Why Everyone Loves Eichlers

Joseph Eichler built some 11,000 homes in the course of his career, and now nearly 50 years after his death his Eichler homes still exert a powerful effect on the popular imagination.

In short, people love Eichler homes, noted for their open floorplans, large atriums, and mingling of indoor and outdoor space, to name a few key Eichlerisms; networks to identify and preserve Eichlers continue to attract web traffic, and dispute over the authenticity of certain alleged Eichler is not uncommon.

When 8021 Shay Drive in Oakland popped up for sale a few days ago asking nearly $1.6 million it was declared a “lost Eichler”; there was nothing lost about it of course, it last sold fairly recently back in 2005. But the phrase sure does sound catchy.

(8021 Shay)

So what’s the appeal? There were plenty of midcentury designers going around the Bay Area at roughly the same time, and Eichler was not even an architect, he was a developer who happened to favor particular styles and managed to get a whole lot of houses made in his image (although only a few in San Francisco itself).

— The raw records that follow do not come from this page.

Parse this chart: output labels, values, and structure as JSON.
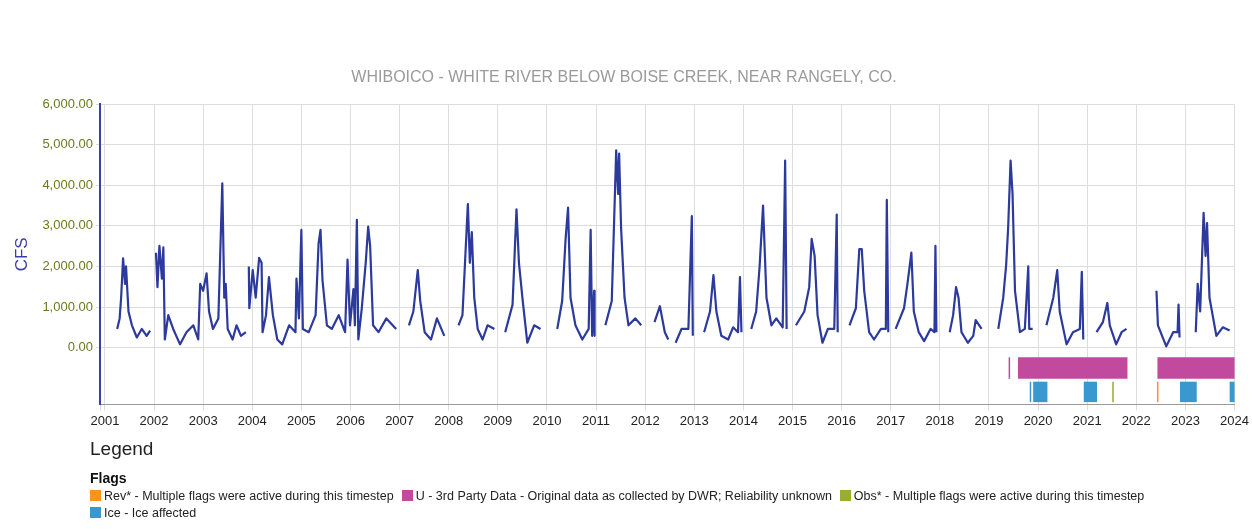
{
  "chart_data": {
    "type": "line",
    "title": "WHIBOICO - WHITE RIVER BELOW BOISE CREEK, NEAR RANGELY, CO.",
    "ylabel": "CFS",
    "color": "#2b3a9c",
    "x": [
      2001.25,
      2001.3,
      2001.33,
      2001.37,
      2001.41,
      2001.43,
      2001.48,
      2001.55,
      2001.65,
      2001.75,
      2001.85,
      2001.92,
      2001.98,
      2002.04,
      2002.07,
      2002.11,
      2002.16,
      2002.19,
      2002.22,
      2002.29,
      2002.39,
      2002.53,
      2002.66,
      2002.8,
      2002.9,
      2002.94,
      2003.0,
      2003.07,
      2003.12,
      2003.2,
      2003.31,
      2003.39,
      2003.43,
      2003.46,
      2003.5,
      2003.6,
      2003.68,
      2003.77,
      2003.87,
      2003.9,
      2003.93,
      2003.94,
      2004.01,
      2004.07,
      2004.14,
      2004.19,
      2004.21,
      2004.28,
      2004.34,
      2004.42,
      2004.51,
      2004.61,
      2004.75,
      2004.88,
      2004.9,
      2004.95,
      2005.0,
      2005.03,
      2005.15,
      2005.29,
      2005.35,
      2005.39,
      2005.43,
      2005.52,
      2005.62,
      2005.76,
      2005.89,
      2005.94,
      2005.99,
      2006.06,
      2006.09,
      2006.13,
      2006.16,
      2006.23,
      2006.31,
      2006.36,
      2006.4,
      2006.46,
      2006.57,
      2006.73,
      2006.93,
      2007.05,
      2007.19,
      2007.28,
      2007.37,
      2007.42,
      2007.51,
      2007.64,
      2007.76,
      2007.91,
      2008.05,
      2008.2,
      2008.28,
      2008.39,
      2008.43,
      2008.47,
      2008.52,
      2008.59,
      2008.69,
      2008.79,
      2008.93,
      2009.05,
      2009.15,
      2009.3,
      2009.38,
      2009.43,
      2009.5,
      2009.6,
      2009.74,
      2009.87,
      2010.05,
      2010.21,
      2010.31,
      2010.38,
      2010.43,
      2010.48,
      2010.58,
      2010.72,
      2010.85,
      2010.89,
      2010.92,
      2010.96,
      2010.97,
      2011.08,
      2011.19,
      2011.32,
      2011.41,
      2011.45,
      2011.47,
      2011.51,
      2011.58,
      2011.66,
      2011.8,
      2011.92,
      2012.05,
      2012.19,
      2012.3,
      2012.4,
      2012.47,
      2012.55,
      2012.62,
      2012.74,
      2012.88,
      2012.95,
      2012.97,
      2013.1,
      2013.2,
      2013.32,
      2013.39,
      2013.45,
      2013.55,
      2013.69,
      2013.79,
      2013.89,
      2013.93,
      2013.96,
      2014.06,
      2014.16,
      2014.26,
      2014.33,
      2014.4,
      2014.47,
      2014.57,
      2014.67,
      2014.8,
      2014.85,
      2014.88,
      2014.97,
      2015.07,
      2015.24,
      2015.34,
      2015.39,
      2015.45,
      2015.51,
      2015.61,
      2015.72,
      2015.85,
      2015.9,
      2015.92,
      2016.05,
      2016.16,
      2016.29,
      2016.36,
      2016.41,
      2016.46,
      2016.56,
      2016.66,
      2016.8,
      2016.9,
      2016.92,
      2016.95,
      2017.02,
      2017.1,
      2017.27,
      2017.34,
      2017.42,
      2017.47,
      2017.57,
      2017.68,
      2017.81,
      2017.89,
      2017.91,
      2017.93,
      2018.05,
      2018.2,
      2018.27,
      2018.33,
      2018.38,
      2018.44,
      2018.57,
      2018.68,
      2018.73,
      2018.85,
      2019.0,
      2019.19,
      2019.29,
      2019.35,
      2019.39,
      2019.44,
      2019.48,
      2019.53,
      2019.63,
      2019.73,
      2019.8,
      2019.82,
      2019.89,
      2020.0,
      2020.17,
      2020.31,
      2020.39,
      2020.44,
      2020.58,
      2020.71,
      2020.85,
      2020.89,
      2020.92,
      2021.05,
      2021.19,
      2021.32,
      2021.41,
      2021.46,
      2021.59,
      2021.7,
      2021.8,
      2022.1,
      2022.41,
      2022.44,
      2022.61,
      2022.75,
      2022.84,
      2022.86,
      2022.88,
      2023.05,
      2023.21,
      2023.25,
      2023.3,
      2023.37,
      2023.41,
      2023.44,
      2023.49,
      2023.63,
      2023.76,
      2023.9
    ],
    "values": [
      460,
      720,
      1230,
      2200,
      1570,
      2000,
      890,
      550,
      250,
      460,
      290,
      420,
      null,
      2340,
      1490,
      2510,
      1700,
      2470,
      200,
      800,
      460,
      80,
      380,
      550,
      200,
      1570,
      1400,
      1830,
      890,
      460,
      720,
      4050,
      1230,
      1570,
      460,
      200,
      550,
      290,
      380,
      null,
      2000,
      970,
      1910,
      1230,
      2210,
      2090,
      380,
      800,
      1740,
      800,
      200,
      80,
      550,
      380,
      1700,
      720,
      2900,
      460,
      380,
      800,
      2560,
      2900,
      1660,
      550,
      460,
      800,
      380,
      2170,
      550,
      1440,
      550,
      3150,
      200,
      970,
      2090,
      2980,
      2510,
      550,
      380,
      720,
      460,
      null,
      550,
      890,
      1910,
      1150,
      380,
      200,
      720,
      290,
      null,
      550,
      800,
      3540,
      2090,
      2850,
      1230,
      460,
      200,
      550,
      460,
      null,
      380,
      1060,
      3410,
      2090,
      1230,
      120,
      550,
      460,
      null,
      460,
      1150,
      2680,
      3450,
      1230,
      550,
      200,
      460,
      2900,
      290,
      1400,
      290,
      null,
      550,
      1150,
      4860,
      3790,
      4780,
      2940,
      1230,
      550,
      720,
      550,
      null,
      630,
      1020,
      380,
      200,
      null,
      120,
      460,
      460,
      3240,
      290,
      null,
      380,
      890,
      1790,
      890,
      290,
      200,
      500,
      380,
      1740,
      380,
      null,
      460,
      890,
      2000,
      3500,
      1230,
      550,
      720,
      500,
      4610,
      460,
      null,
      550,
      890,
      1490,
      2680,
      2260,
      800,
      120,
      460,
      460,
      3280,
      380,
      null,
      550,
      970,
      2430,
      2430,
      1400,
      380,
      200,
      460,
      460,
      3640,
      380,
      null,
      460,
      970,
      1570,
      2340,
      890,
      380,
      160,
      460,
      380,
      2510,
      380,
      null,
      380,
      800,
      1490,
      1230,
      380,
      120,
      290,
      680,
      460,
      null,
      460,
      1230,
      2040,
      2940,
      4610,
      3790,
      1400,
      380,
      460,
      2000,
      460,
      460,
      null,
      550,
      1230,
      1910,
      890,
      80,
      380,
      460,
      1870,
      200,
      null,
      380,
      630,
      1100,
      550,
      80,
      380,
      460,
      null,
      1400,
      550,
      30,
      380,
      380,
      1060,
      250,
      null,
      380,
      1570,
      890,
      3320,
      2260,
      3070,
      1230,
      290,
      500,
      420
    ],
    "xlim": [
      2000.9,
      2024
    ],
    "xticks": [
      {
        "value": 2000.9,
        "label": null
      },
      2001,
      2002,
      2003,
      2004,
      2005,
      2006,
      2007,
      2008,
      2009,
      2010,
      2011,
      2012,
      2013,
      2014,
      2015,
      2016,
      2017,
      2018,
      2019,
      2020,
      2021,
      2022,
      2023,
      2024
    ],
    "ylim": [
      -1400,
      6000
    ],
    "yticks": [
      {
        "value": 0,
        "label": "0.00"
      },
      {
        "value": 1000,
        "label": "1,000.00"
      },
      {
        "value": 2000,
        "label": "2,000.00"
      },
      {
        "value": 3000,
        "label": "3,000.00"
      },
      {
        "value": 4000,
        "label": "4,000.00"
      },
      {
        "value": 5000,
        "label": "5,000.00"
      },
      {
        "value": 6000,
        "label": "6,000.00"
      }
    ],
    "grid": true,
    "bands": [
      {
        "axis": "x",
        "from": 2022.42,
        "to": 2022.44,
        "label": "Rev* - Multiple flags were active during this timestep",
        "color": "#f7941d"
      },
      {
        "axis": "x",
        "from": 2019.4,
        "to": 2019.42,
        "label": "U - 3rd Party Data - Original data as collected by DWR; Reliability unknown",
        "color": "#c24a9e"
      },
      {
        "axis": "x",
        "from": 2019.59,
        "to": 2021.82,
        "color": "#c24a9e"
      },
      {
        "axis": "x",
        "from": 2022.43,
        "to": 2024.0,
        "color": "#c24a9e"
      },
      {
        "axis": "x",
        "from": 2021.51,
        "to": 2021.53,
        "label": "Obs* - Multiple flags were active during this timestep",
        "color": "#9aad2e"
      },
      {
        "axis": "x",
        "from": 2019.83,
        "to": 2019.85,
        "label": "Ice - Ice affected",
        "color": "#3a98d1"
      },
      {
        "axis": "x",
        "from": 2019.9,
        "to": 2020.19,
        "color": "#3a98d1"
      },
      {
        "axis": "x",
        "from": 2020.93,
        "to": 2021.2,
        "color": "#3a98d1"
      },
      {
        "axis": "x",
        "from": 2022.89,
        "to": 2023.23,
        "color": "#3a98d1"
      },
      {
        "axis": "x",
        "from": 2023.9,
        "to": 2024.0,
        "color": "#3a98d1"
      }
    ],
    "legend": "bottom",
    "legend_title": "Flags",
    "annotations": [
      "Legend"
    ]
  }
}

In some ways, Eichler fever is comparable to the cult following surrounding A-frame homes (indeed, Eichler liked to include A-frames in many of his own projects). Eichler built homes for newly middle-class postwar buyers, and for many his houses now represent the powerful optimism of that era.

But there’s another, more practical reason for Eichler enthusiasm: A lot of these houses have not yet been subject to extensive modern remodel, redesign, or renovation, meaning that the original Eichler style remains preserved.

Enthusiasts of, say, San Francisco Victorian homes have to come to terms with the fact that only a handful of original Victorian interiors remain, and that preservationists have few options to prevent most of the rest from being reconstructed to resemble something more like, well, an Eichler.

But if you’re an Eichler fan, you have lots of opportunities to see, experience, and perhaps live in an Eichler home that’s today little different from how it was when Eichler himself peddled his new communities less than a century ago.

And when an Eichler does fall prey to a renovation that breaks the immersive effect of its design, well, that was the thing about Joe: He built a lot of homes. There are always still more out there that remain authentic specimens even when one or two get picked off by more modern trends.

Eichlers are classic, but still modern; they’re rare, but still plentiful. They exist in a sweet spot between past and present that makes them retro and yet still accessible–to anyone who can plunk down for their thoroughly modern prices, that is.